I really just have one question. I still struggle a bit with the face to face — or the reinstatement of the face to face. And can you just maybe share some of the field-level strategies that you’re putting around this to prepare? I just have really bad acid flashbacks when I think about the implementation of this the first time.

And I know you guys aren’t as worried as others, but it just might be helpful to hear what you’re doing in terms of reeducation in the field. And is there any way you could share what percent of your starts of care, if that’s what we want to call it, are initiated with an actual physical face-to-face assessment today?

Chris Gerard

Yes. So start on the latter part. It’s — about maybe 10% of our starts of care today are initiated with a virtual face to face versus a physical face to face. So I mean, I think that that’s still significant. It’s a risk for us.

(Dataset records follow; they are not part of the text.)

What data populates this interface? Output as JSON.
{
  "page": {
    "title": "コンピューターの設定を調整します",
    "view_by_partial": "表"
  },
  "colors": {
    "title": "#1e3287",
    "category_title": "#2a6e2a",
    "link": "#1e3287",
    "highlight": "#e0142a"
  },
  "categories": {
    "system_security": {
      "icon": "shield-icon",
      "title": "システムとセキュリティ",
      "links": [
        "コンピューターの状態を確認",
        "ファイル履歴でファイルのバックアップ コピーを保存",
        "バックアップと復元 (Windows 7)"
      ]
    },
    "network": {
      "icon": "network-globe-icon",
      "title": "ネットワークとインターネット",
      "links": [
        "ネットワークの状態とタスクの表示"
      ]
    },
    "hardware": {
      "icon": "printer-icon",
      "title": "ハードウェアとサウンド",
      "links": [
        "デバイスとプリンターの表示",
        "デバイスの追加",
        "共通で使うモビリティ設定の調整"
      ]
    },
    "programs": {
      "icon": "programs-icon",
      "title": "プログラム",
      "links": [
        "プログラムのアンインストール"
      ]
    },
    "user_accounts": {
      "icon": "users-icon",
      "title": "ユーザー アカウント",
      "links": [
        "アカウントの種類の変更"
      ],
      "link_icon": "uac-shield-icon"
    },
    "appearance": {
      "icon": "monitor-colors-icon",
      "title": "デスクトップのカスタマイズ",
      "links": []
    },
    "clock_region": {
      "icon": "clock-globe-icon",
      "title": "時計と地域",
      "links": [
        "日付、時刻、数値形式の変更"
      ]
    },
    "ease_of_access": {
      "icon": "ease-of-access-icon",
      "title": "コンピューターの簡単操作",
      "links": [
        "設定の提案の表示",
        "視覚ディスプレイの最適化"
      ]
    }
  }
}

We — our strategy is leveraging our 1,300 sales reps that basically spend time in the physicians’ offices and the referral sources’ offices multiple times a day, every day to kind of, number one, remind them that this is — only during the PHE is this allowed to be virtual and that it’s going to have to be done in a physical format and then also educating our referrals and really starting to encourage physical face-to-faces today versus virtual so that we’re moving into it a little bit to the extent that we can. So we’re already seeing less of a dependency on that in a virtual format today just because we’ve been encouraging us getting back into the routine of going and seeing your practitioner in order to be able to comply with the face-to-face requirement.

Operator

Our final question is from the line of Joanna Gajuk with Bank of America.

Nabil Gutierrez

This is Nabil Gutierrez filling in for Joanna. Just a quick one. So Hospice census improved sequentially. What are you assuming for the rest of the year?

Chris Gerard

We assume for it to continue to grow from where it is. So we should be in year-over-year and sequential growth as we balance out this year. We’re seeing good stabilization in the discharge rates. Our median length of stay has been consistent around 24, 25 days for several months now, and we’ve been kind of shifting a little bit of focus away from hospital referrals to more physician and community referrals, which is helping to stabilize that and add to the growth. So we expect to see sequential growth as well as year-over-year growth for the balance of the year.

Operator

At this time, we just come to the end of our question-and-answer session. I’ll turn the call over to Mr. Chris Gerard for closing remarks.

Chris Gerard

Yes. Thank you, Rob, and thanks to everyone who joined us on our call today. And once again, thank you to all of Amedisys employees who have helped to deliver another strong quarter of performance. I hope everyone stays well, and I look forward to seeing you all on the road in the coming weeks. Thank you.

Operator

This concludes today’s conference. You may disconnect your lines at this time. Thank you for your participation.